ANTONIO DELFIM NETTO, hoje na FOLHA DE S. PAULO, escreve sobre “Incertezas”.
Uma boa parte das divergências de diagnóstico entre os economistas brasileiros refere-se às incertezas sobre como distinguir, inequivocamente, se estamos diante de um excesso de demanda sobre a oferta global, corrigível pelo corte da demanda (aumento da taxa de juros real), ou se estamos diante, por exemplo, de desajustes setoriais que podem ser produzidos:
1º) Pelo excesso do uso de regulação;
2º) Por excesso de proteção;
3º) Por modificações na estrutura do mercado de trabalho superáveis apenas com o tempo e através de alterações nos preços relativos.
Estes não podem ser corrigidos apenas pela manobra da taxa de juros. Precisam de forte apoio de medidas que deem aos agentes econômicos os incentivos adequados para ajustarem-se.
Os primeiros devem ser corrigidos pela redução da interferência do poder público que, frequentemente, aumenta os riscos dos investimentos privados. Os segundos devem ser tratados com reduções tarifárias. Os terceiros, com rápido e substancial esforço de qualificação da mão de obra.
Desequilíbrios setoriais podem ocorrer sem que sejam "prova" irrefutável da existência de profunda divergência entre a oferta e a procura globais ou de um nível de desemprego incompatível com a estabilidade monetária.
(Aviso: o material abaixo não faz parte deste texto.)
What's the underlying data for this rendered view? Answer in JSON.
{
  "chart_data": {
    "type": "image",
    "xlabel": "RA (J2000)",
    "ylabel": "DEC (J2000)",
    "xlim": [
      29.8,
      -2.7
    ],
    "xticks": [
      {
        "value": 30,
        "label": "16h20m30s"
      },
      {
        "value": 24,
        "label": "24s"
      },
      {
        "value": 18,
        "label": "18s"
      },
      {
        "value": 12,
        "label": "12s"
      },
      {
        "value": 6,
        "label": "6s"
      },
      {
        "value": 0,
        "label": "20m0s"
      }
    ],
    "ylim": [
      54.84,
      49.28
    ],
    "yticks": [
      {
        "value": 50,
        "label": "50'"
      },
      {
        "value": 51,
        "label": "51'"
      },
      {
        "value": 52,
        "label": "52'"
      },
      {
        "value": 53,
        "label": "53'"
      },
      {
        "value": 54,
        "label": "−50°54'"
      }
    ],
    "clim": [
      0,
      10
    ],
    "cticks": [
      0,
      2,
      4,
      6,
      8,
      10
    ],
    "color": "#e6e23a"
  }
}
São condições em que se exigiriam cortes da demanda pública (despesas) e da demanda privada (aumento da taxa de juros real).
Tentar corrigi-los apenas com o uso desses instrumentos resultará em enorme e desnecessário custo social.
Por exemplo: o tumulto que tem acompanhado o problema dos aeroportos é sinal inequívoco de excesso de demanda global? Ou é apenas o efeito da falta de investimento privado no setor, consequência de um perverso mecanismo de intervenção estatal?
Tal intervenção foi surpreendida pela modificação da estrutura da demanda gerada por um aumento de renda não compensado por uma modificação de preços relativos entre o transporte rodoviário e o aéreo, ambos sujeitos a "subsídios".
Deve ser corrigido por uma redução do bem-estar geral com aumento da taxa de juros real? Ou com medidas que o liberem do excesso de regulação e deem confiança ao investidor privado para estimular a oferta?
Em princípio, o Banco Central só tem um instrumento, a taxa de juros de curto prazo, com que ele espera manobrar a de longo prazo e controlar o consumo e o investimento.
O mundo é mais complicado do que parece. Há sérias dúvidas de que o BC possa fazê-lo sem o suporte da política fiscal e de medidas monetárias não convencionais.